PARIS • Rafael Nadal coasted to a record 10th French Open title yesterday, demolishing Stan Wawrinka in a brutally one-sided final to cement his status as the greatest clay-courter of all time.
Nadal triumphed 6-2, 6-3, 6-1 to become the first player in the Open era to win the same Major 10 times. His collection of 15 Slams stands just three behind great rival Roger Federer.
Playing in his 22nd Grand Slam final, he triumphed in Paris without dropping a set for a third time. He also lost just 35 games in total and only six in the final, his most comprehensive victory since allowing Roger Federer four games in the 2008 final.
"It's really incredible. To win La Decima (the 10th title) is very, very special," said the 31-year-old, who last won a Grand Slam three years ago when he claimed the 2014 French Open. "I am very emotional. The feeling I have is impossible to describe.
"It's difficult to compare with other tournaments but the nerves and adrenaline I feel, it's like no other place."
After Hollywood A-lister Nicole Kidman had helped unbox the Coupe des Mousquetaires to a crowd already wilting in 30 deg C heat, the final was under way.

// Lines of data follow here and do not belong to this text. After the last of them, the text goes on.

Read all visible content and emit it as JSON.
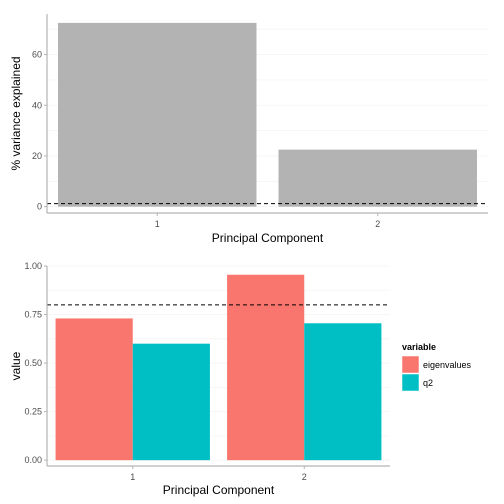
{
  "chart_data": [
    {
      "type": "bar",
      "xlabel": "Principal Component",
      "ylabel": "% variance explained",
      "categories": [
        "1",
        "2"
      ],
      "values": [
        72.5,
        22.5
      ],
      "ylim": [
        -2.5,
        76
      ],
      "yticks": [
        0,
        20,
        40,
        60
      ],
      "reference_line": 1.2,
      "bar_color": "#b3b3b3",
      "grid": true,
      "legend": "none"
    },
    {
      "type": "bar",
      "xlabel": "Principal Component",
      "ylabel": "value",
      "categories": [
        "1",
        "2"
      ],
      "series": [
        {
          "name": "eigenvalues",
          "values": [
            0.73,
            0.955
          ],
          "color": "#f8766d"
        },
        {
          "name": "q2",
          "values": [
            0.6,
            0.705
          ],
          "color": "#00bfc4"
        }
      ],
      "ylim": [
        -0.03,
        1.0
      ],
      "yticks": [
        "0.00",
        "0.25",
        "0.50",
        "0.75",
        "1.00"
      ],
      "reference_line": 0.8,
      "grid": true,
      "legend": "right",
      "legend_title": "variable"
    }
  ]
}
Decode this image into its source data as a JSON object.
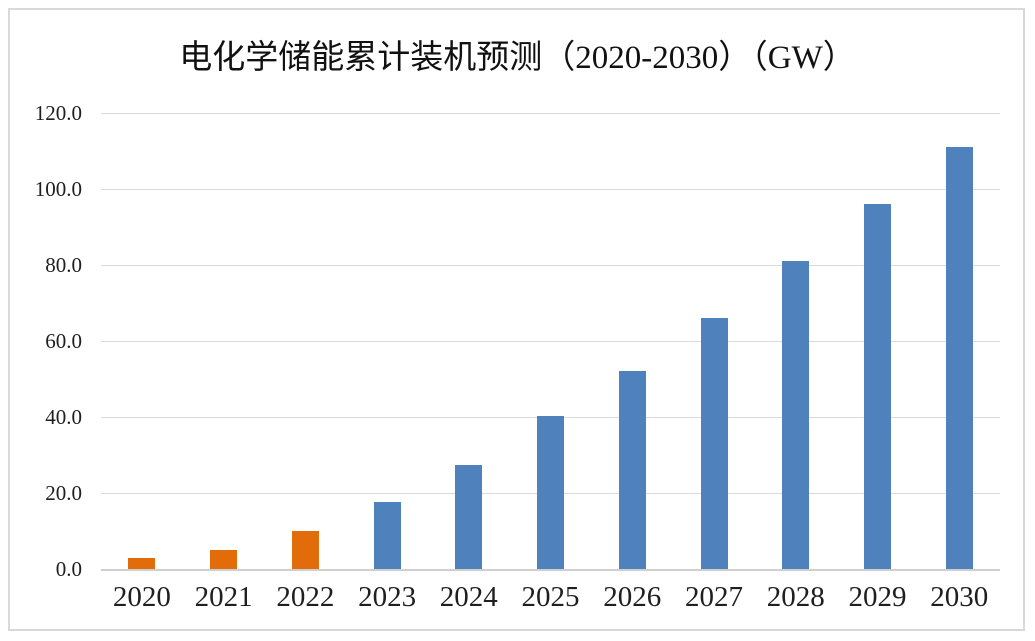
{
  "window": {
    "background_color": "#ffffff",
    "border_color": "#d9d9d9"
  },
  "chart_data": {
    "type": "bar",
    "title": "电化学储能累计装机预测（2020-2030）（GW）",
    "categories": [
      "2020",
      "2021",
      "2022",
      "2023",
      "2024",
      "2025",
      "2026",
      "2027",
      "2028",
      "2029",
      "2030"
    ],
    "values": [
      3.0,
      5.0,
      10.0,
      17.6,
      27.5,
      40.2,
      52.0,
      66.0,
      81.0,
      96.0,
      111.0
    ],
    "bar_colors": [
      "#E36C0A",
      "#E36C0A",
      "#E36C0A",
      "#4F81BD",
      "#4F81BD",
      "#4F81BD",
      "#4F81BD",
      "#4F81BD",
      "#4F81BD",
      "#4F81BD",
      "#4F81BD"
    ],
    "xlabel": "",
    "ylabel": "",
    "ylim": [
      0,
      120
    ],
    "yticks": [
      0,
      20,
      40,
      60,
      80,
      100,
      120
    ],
    "ytick_labels": [
      "0.0",
      "20.0",
      "40.0",
      "60.0",
      "80.0",
      "100.0",
      "120.0"
    ],
    "grid": true,
    "gridline_color": "#d9d9d9",
    "axis_line_color": "#cfcfcf",
    "legend_position": "none",
    "text_color": "#1f1f1f"
  }
}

It was also the first time since 1969 that the Roland Garros title decider had featured two men over 30. Despite having spent more than five hours on court getting to the final, Wawrinka had the first break point in the third game. But the 2015 champion could not convert it and it proved to be the only break point he earned all afternoon.
A backhand which sailed long gave Nadal the first set.
Nadal forced Wawrinka into another forehand error to break for 2-0 in the second set before the Swiss halted a run of seven games lost with a hold for 1-3.
Nadal took the set in the ninth game, just moments after Wawrinka had destroyed a racket in utter frustration.
Nadal was soon a double break to the good for 4-1 and held for 5-1. He then collapsed on his back when Wawrinka's backhand hit the net, ending the final after 2hr 5min.
"You were too good," Wawrinka told Nadal during the prize presentation after losing in a Grand Slam final for the first time in four appearances.
"You are a great example and it's always been an honour to play against you."
Nadal, whose career record at Roland Garros reads 79 wins and just two losses, was joined on the presentation by his uncle Toni, his coach since boyhood.
"We've worked a lot and without him I would not have 10 trophies," said the Mallorcan, who will rise to No. 2 in the world rankings today. "One last thing, for me playing on this court I feel the support. I love you people more than any other."